Grandeur et décadence d'un petit commerce des corps. Grandeur dans la vente de son corps comme dernier recours utopique ; décadence dans ce même commerce effréné et inhumain. Mizoguchi, dont le discours est amoral, défend souvent la cause des prostituées. Et si pour lui finalement comme pour Godard, le commerce des corps demeurait l'ultime moyen de lutte contre le libéralisme ? Les hommes ont créé les geishas et s'enchaînent à elles dans une relation de dépendance réciproque. En racontant, en 1956, les frémissements d'un quartier du plaisir de Tokyo, suite à une loi discutée au parlement sur l'interdiction de la prostitution, La Rue de la honte a énormément compté humainement (les prostituées ont aussi une vie de famille) et politiquement. « J'ai vendu mon corps mais ma vie n'est pas à vendre » dit l'une des prostituées, une parole digne que le parlement médita justement, avant d'établir une nouvelle législation sur la prostitution l'année suivante.


Happy together, de Wong Kar-waï

Un film-somme dans sa conception post-moderne du corps exilé au sein d'un non-lieu. Voir re-voir.
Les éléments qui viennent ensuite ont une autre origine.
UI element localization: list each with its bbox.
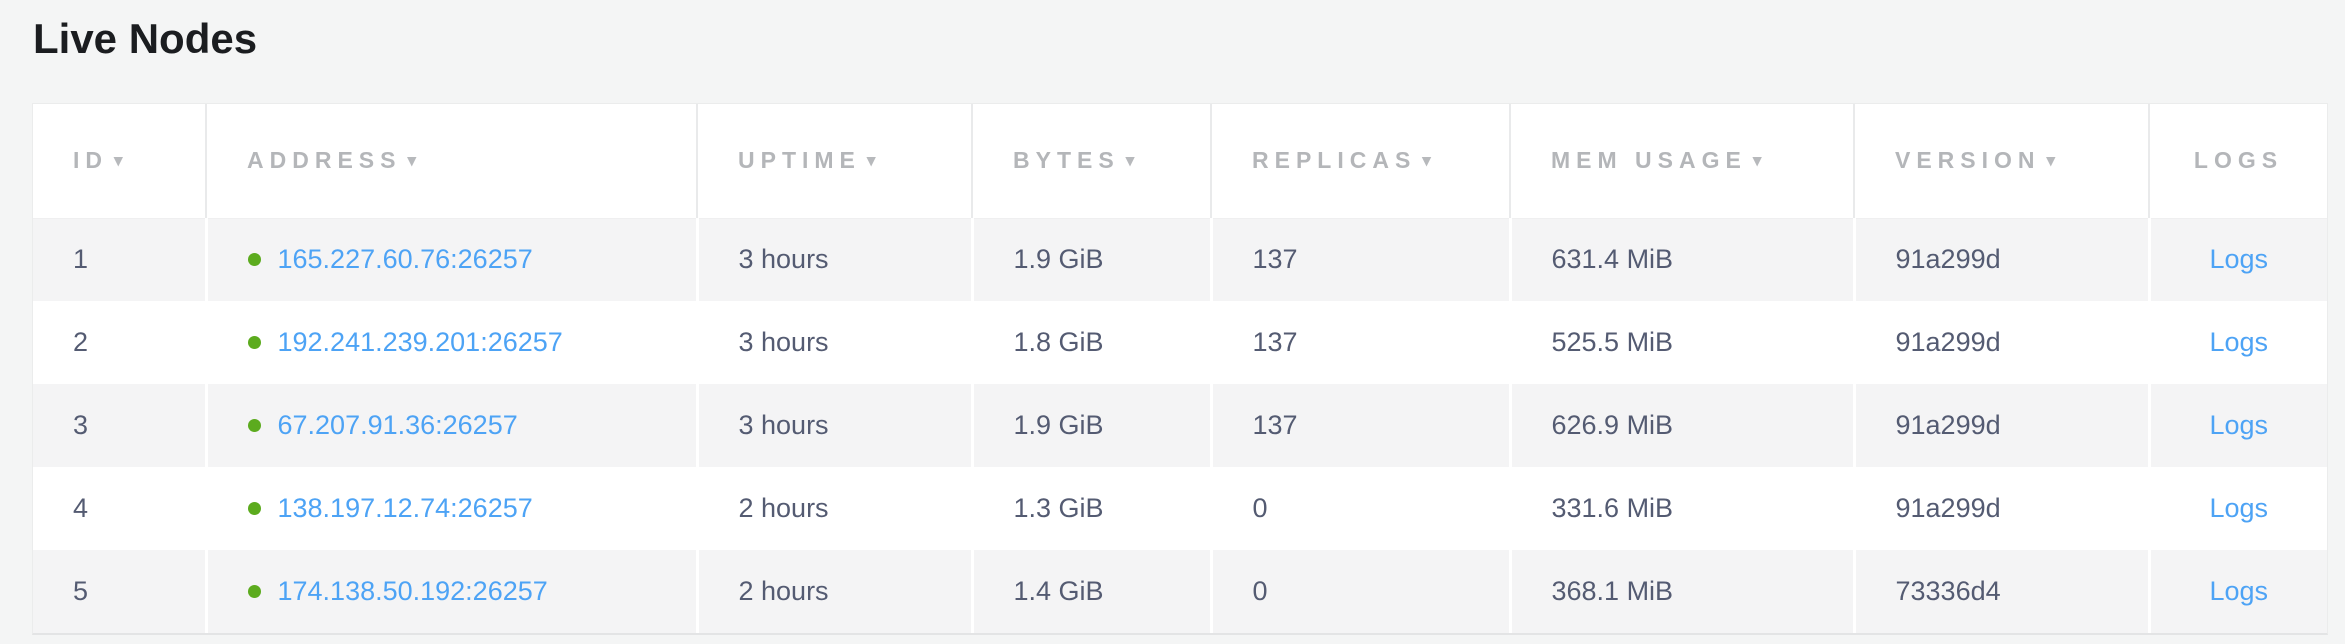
node-bytes-cell: 1.9 GiB	[972, 384, 1213, 467]
node-mem-usage-cell: 525.5 MiB	[1510, 301, 1856, 384]
sort-arrow-icon: ▾	[114, 151, 123, 171]
node-address-link[interactable]: 138.197.12.74:26257	[277, 493, 533, 523]
column-header-label: ADDRESS	[247, 147, 402, 174]
column-header-mem-usage[interactable]: MEM USAGE ▾	[1510, 104, 1855, 218]
column-header-label: MEM USAGE	[1551, 147, 1747, 174]
node-address-link[interactable]: 67.207.91.36:26257	[277, 410, 518, 440]
logs-link[interactable]: Logs	[2209, 493, 2269, 523]
column-header-uptime[interactable]: UPTIME ▾	[697, 104, 973, 218]
node-address-link[interactable]: 192.241.239.201:26257	[277, 327, 563, 357]
live-status-dot-icon	[247, 253, 261, 267]
node-mem-usage-cell: 331.6 MiB	[1510, 467, 1856, 550]
node-address-link[interactable]: 165.227.60.76:26257	[277, 244, 533, 275]
table-row: 4 138.197.12.74:26257 2 hours 1.3 GiB 0 …	[33, 467, 2327, 550]
column-header-label: REPLICAS	[1252, 147, 1417, 174]
node-uptime-cell: 2 hours	[697, 467, 974, 550]
node-id-cell: 5	[33, 550, 208, 633]
node-logs-cell: Logs	[2149, 384, 2327, 467]
table-row: 3 67.207.91.36:26257 3 hours 1.9 GiB 137…	[33, 384, 2327, 467]
logs-link[interactable]: Logs	[2209, 327, 2269, 357]
node-address-cell: 138.197.12.74:26257	[206, 467, 699, 550]
node-address-cell: 174.138.50.192:26257	[206, 550, 699, 633]
node-id-cell: 3	[33, 384, 208, 467]
logs-link[interactable]: Logs	[2209, 244, 2269, 275]
node-logs-cell: Logs	[2149, 217, 2327, 301]
live-status-dot-icon	[247, 336, 261, 349]
table-header-row: ID ▾ ADDRESS ▾ UPTIME ▾ BYTES ▾ REPLICAS ▾	[33, 104, 2327, 218]
node-version-cell: 91a299d	[1854, 467, 2151, 550]
node-address-link[interactable]: 174.138.50.192:26257	[277, 576, 548, 606]
node-bytes-cell: 1.9 GiB	[972, 217, 1213, 301]
table-row: 1 165.227.60.76:26257 3 hours 1.9 GiB 13…	[33, 217, 2327, 301]
node-bytes-cell: 1.3 GiB	[972, 467, 1213, 550]
sort-arrow-icon: ▾	[407, 151, 417, 171]
column-header-version[interactable]: VERSION ▾	[1854, 104, 2150, 218]
node-logs-cell: Logs	[2149, 467, 2327, 550]
node-bytes-cell: 1.8 GiB	[972, 301, 1213, 384]
node-address-cell: 192.241.239.201:26257	[206, 301, 699, 384]
node-replicas-cell: 0	[1211, 550, 1512, 633]
live-nodes-table: ID ▾ ADDRESS ▾ UPTIME ▾ BYTES ▾ REPLICAS ▾	[32, 103, 2328, 635]
sort-arrow-icon: ▾	[1422, 151, 1431, 171]
node-logs-cell: Logs	[2149, 550, 2327, 633]
node-uptime-cell: 2 hours	[697, 550, 974, 633]
page-title: Live Nodes	[33, 15, 258, 62]
node-uptime-cell: 3 hours	[697, 301, 974, 384]
node-mem-usage-cell: 368.1 MiB	[1510, 550, 1856, 633]
node-replicas-cell: 137	[1211, 301, 1512, 384]
node-id-cell: 4	[33, 467, 208, 550]
node-uptime-cell: 3 hours	[697, 384, 974, 467]
node-replicas-cell: 137	[1211, 384, 1512, 467]
column-header-id[interactable]: ID ▾	[33, 104, 207, 218]
logs-link[interactable]: Logs	[2209, 576, 2269, 606]
live-status-dot-icon	[247, 585, 261, 598]
node-uptime-cell: 3 hours	[697, 217, 974, 301]
node-replicas-cell: 0	[1211, 467, 1512, 550]
column-header-label: ID	[73, 147, 108, 174]
table-row: 2 192.241.239.201:26257 3 hours 1.8 GiB …	[33, 301, 2327, 384]
node-id-cell: 2	[33, 301, 208, 384]
live-status-dot-icon	[247, 502, 261, 515]
column-header-label: UPTIME	[738, 147, 861, 174]
node-mem-usage-cell: 626.9 MiB	[1510, 384, 1856, 467]
node-version-cell: 91a299d	[1854, 384, 2151, 467]
column-header-label: LOGS	[2193, 147, 2284, 174]
node-version-cell: 91a299d	[1854, 301, 2151, 384]
node-version-cell: 73336d4	[1854, 550, 2151, 633]
live-status-dot-icon	[247, 419, 261, 432]
sort-arrow-icon: ▾	[866, 151, 876, 171]
sort-arrow-icon: ▾	[2046, 151, 2056, 171]
column-header-bytes[interactable]: BYTES ▾	[972, 104, 1212, 218]
node-replicas-cell: 137	[1211, 217, 1512, 301]
node-address-cell: 165.227.60.76:26257	[206, 217, 699, 301]
column-header-label: VERSION	[1895, 147, 2041, 174]
column-header-address[interactable]: ADDRESS ▾	[206, 104, 698, 218]
table-row: 5 174.138.50.192:26257 2 hours 1.4 GiB 0…	[33, 550, 2327, 633]
logs-link[interactable]: Logs	[2209, 410, 2269, 440]
node-logs-cell: Logs	[2149, 301, 2327, 384]
column-header-label: BYTES	[1013, 147, 1120, 174]
node-id-cell: 1	[33, 217, 208, 301]
node-version-cell: 91a299d	[1854, 217, 2151, 301]
column-header-replicas[interactable]: REPLICAS ▾	[1211, 104, 1511, 218]
node-address-cell: 67.207.91.36:26257	[206, 384, 699, 467]
sort-arrow-icon: ▾	[1125, 151, 1135, 171]
column-header-logs: LOGS	[2149, 104, 2327, 218]
node-mem-usage-cell: 631.4 MiB	[1510, 217, 1856, 301]
node-bytes-cell: 1.4 GiB	[972, 550, 1213, 633]
sort-arrow-icon: ▾	[1752, 151, 1762, 171]
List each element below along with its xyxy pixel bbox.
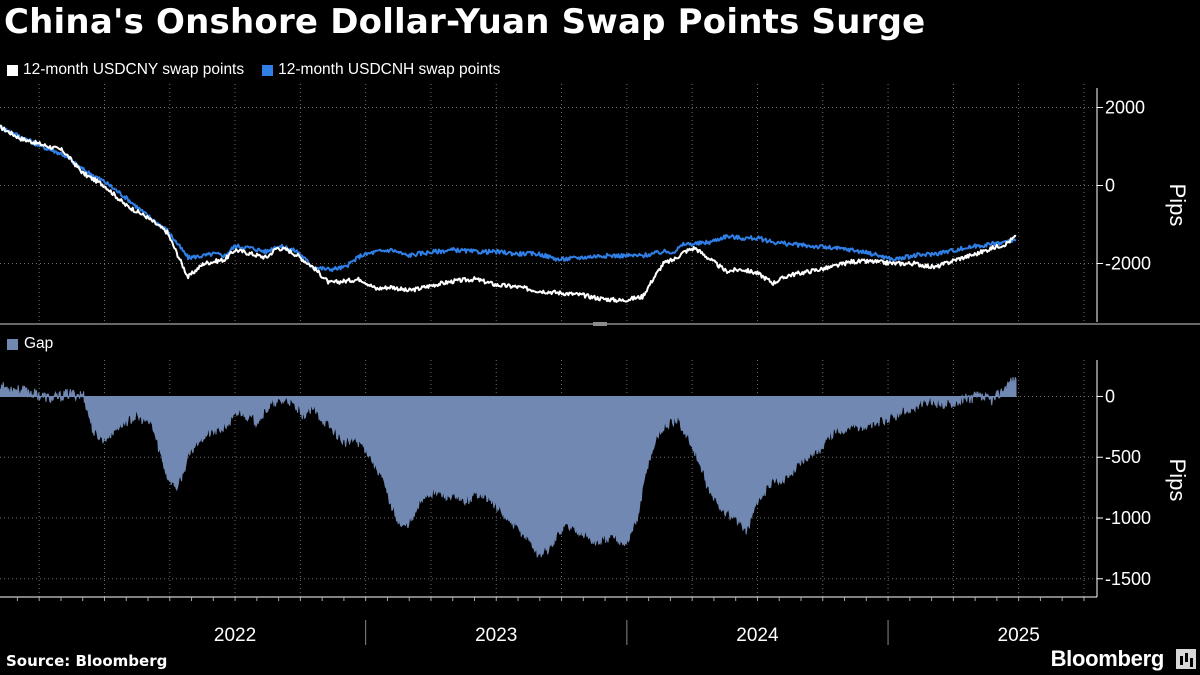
y-tick-label-bottom: -500 (1105, 447, 1141, 467)
legend-label-gap: Gap (24, 335, 54, 352)
line-usdcny (0, 124, 1017, 303)
y-tick-label-top: 0 (1105, 176, 1115, 196)
legend-swatch-usdcnh (262, 64, 274, 76)
y-axis-label-top: Pips (1165, 184, 1190, 227)
y-tick-label-top: -2000 (1105, 254, 1151, 274)
area-gap (0, 377, 1017, 559)
legend-swatch-gap (7, 338, 18, 350)
marks-layer (0, 124, 1017, 559)
legend-label-usdcnh: 12-month USDCNH swap points (278, 61, 501, 78)
x-year-label: 2025 (998, 625, 1040, 646)
legend-item-usdcny: 12-month USDCNY swap points (7, 61, 244, 79)
y-tick-label-bottom: -1000 (1105, 508, 1151, 528)
x-year-label: 2022 (214, 625, 256, 646)
legend-label-usdcny: 12-month USDCNY swap points (23, 61, 245, 78)
source-note: Source: Bloomberg (6, 652, 168, 670)
chart-title: China's Onshore Dollar-Yuan Swap Points … (4, 2, 926, 42)
brand-logo-text: Bloomberg (1050, 646, 1165, 671)
y-tick-label-bottom: 0 (1105, 386, 1115, 406)
y-tick-label-bottom: -1500 (1105, 569, 1151, 589)
panel-divider-handle (593, 322, 607, 326)
x-year-label: 2024 (736, 625, 779, 646)
legend-swatch-usdcny (7, 64, 18, 76)
axes-layer: 2000 0 -2000 0 -500 -1000 -1500 2022 2023 2024 202… (0, 88, 1200, 646)
line-usdcnh (0, 125, 1017, 273)
y-tick-label-top: 2000 (1105, 98, 1145, 118)
legend-gap: Gap (7, 335, 53, 353)
legend-item-usdcnh: 12-month USDCNH swap points (262, 61, 500, 79)
legend-top: 12-month USDCNY swap points 12-month USD… (7, 61, 500, 79)
x-year-label: 2023 (475, 625, 517, 646)
chart-icon (1176, 649, 1196, 669)
y-axis-label-bottom: Pips (1165, 459, 1190, 502)
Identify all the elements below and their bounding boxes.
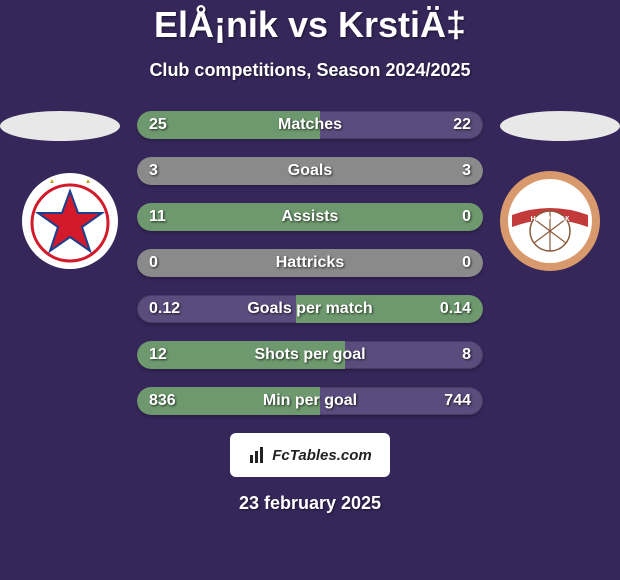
stat-row: Matches25 22 [137, 111, 483, 139]
ellipse-left [0, 111, 120, 141]
stat-value-left: 25 [137, 111, 179, 139]
stat-value-left: 836 [137, 387, 188, 415]
stat-row: Goals per match0.120.14 [137, 295, 483, 323]
stat-label: Matches [137, 111, 483, 139]
logo-text: FcTables.com [272, 447, 371, 464]
napredak-icon: НАПРЕДАК [500, 171, 600, 271]
stat-label: Goals [137, 157, 483, 185]
stat-row: Goals3 3 [137, 157, 483, 185]
comparison-infographic: ElÅ¡nik vs KrstiÄ‡ Club competitions, Se… [0, 0, 620, 580]
subtitle: Club competitions, Season 2024/2025 [0, 60, 620, 81]
stat-row: Min per goal836 744 [137, 387, 483, 415]
badge-circle-left [20, 171, 120, 271]
stat-label: Shots per goal [137, 341, 483, 369]
content-area: НАПРЕДАК Matches2522Goals33Assists110Hat… [0, 111, 620, 514]
page-title: ElÅ¡nik vs KrstiÄ‡ [0, 0, 620, 46]
stat-value-right: 8 [450, 341, 483, 369]
stat-value-left: 0 [137, 249, 170, 277]
stat-row: Shots per goal12 8 [137, 341, 483, 369]
stat-value-right: 0 [450, 203, 483, 231]
stat-value-left: 12 [137, 341, 179, 369]
badge-circle-right: НАПРЕДАК [500, 171, 600, 271]
stat-value-right: 0.14 [428, 295, 483, 323]
stat-value-right: 22 [441, 111, 483, 139]
stat-label: Hattricks [137, 249, 483, 277]
ellipse-right [500, 111, 620, 141]
stat-value-left: 11 [137, 203, 178, 231]
stat-value-right: 744 [432, 387, 483, 415]
stat-value-right: 0 [450, 249, 483, 277]
crvena-zvezda-icon [20, 171, 120, 271]
stat-value-left: 0.12 [137, 295, 192, 323]
stat-row: Hattricks0 0 [137, 249, 483, 277]
team-badge-right: НАПРЕДАК [500, 171, 600, 271]
stat-label: Assists [137, 203, 483, 231]
team-badge-left [20, 171, 120, 271]
stats-bars: Matches2522Goals33Assists110Hattricks00G… [137, 111, 483, 415]
stat-value-left: 3 [137, 157, 170, 185]
stat-row: Assists11 0 [137, 203, 483, 231]
date-text: 23 february 2025 [0, 493, 620, 514]
svg-text:НАПРЕДАК: НАПРЕДАК [531, 216, 570, 223]
chart-bars-icon [248, 445, 268, 465]
fctables-logo: FcTables.com [230, 433, 390, 477]
stat-value-right: 3 [450, 157, 483, 185]
stat-label: Min per goal [137, 387, 483, 415]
  Objectif Cinéma (c) D.R.

Dans Happy together, deux hommes venant de Hong-Kong, Lai Yiu-Fai (Tony Leung) et Ho-Po Wing (Leslie Cheung), des amants allant de disputes en réconciliations, émigrent en Argentine, à Buenos Aires. Hypothèse : le déracinement nourrit la relation conjugale, l'errance géographique renvoie intrinsèquement à la (dé)liaison amoureuse. Lai Yiu-fai et Ho-Po wing rêvent de se rendre aux chutes d'Iguazu. Ils se perdent sur la route des chutes et se quittent. Leur égarement se duplique à l'échelle humaine : la perte géographique mime leur séparation, humaine et géographique. Une phrase le montre clairement, le trajet en voiture - repère géographique - se joignant au trajet amoureux - repère du couple - : « J'ai jamais bien su où on était arrivés. Il en avait marre de moi. Il valait mieux se quitter ». Le tracé intérieur du couple s'associe au tracé sur la carte routière, comme en témoigne également la fonction métaphorique du dialogue : « Pour lui, c'était à double sens ». Les deux tracés deviennent indissociables et s'entremêlent : le couple épouse le trajet de la route et se perd dans les embranchements langagiers et cartographiques. Errance sur la route et perdition du couple fusionnent donc dans une des définitions possibles de cette errance géographique et humaine.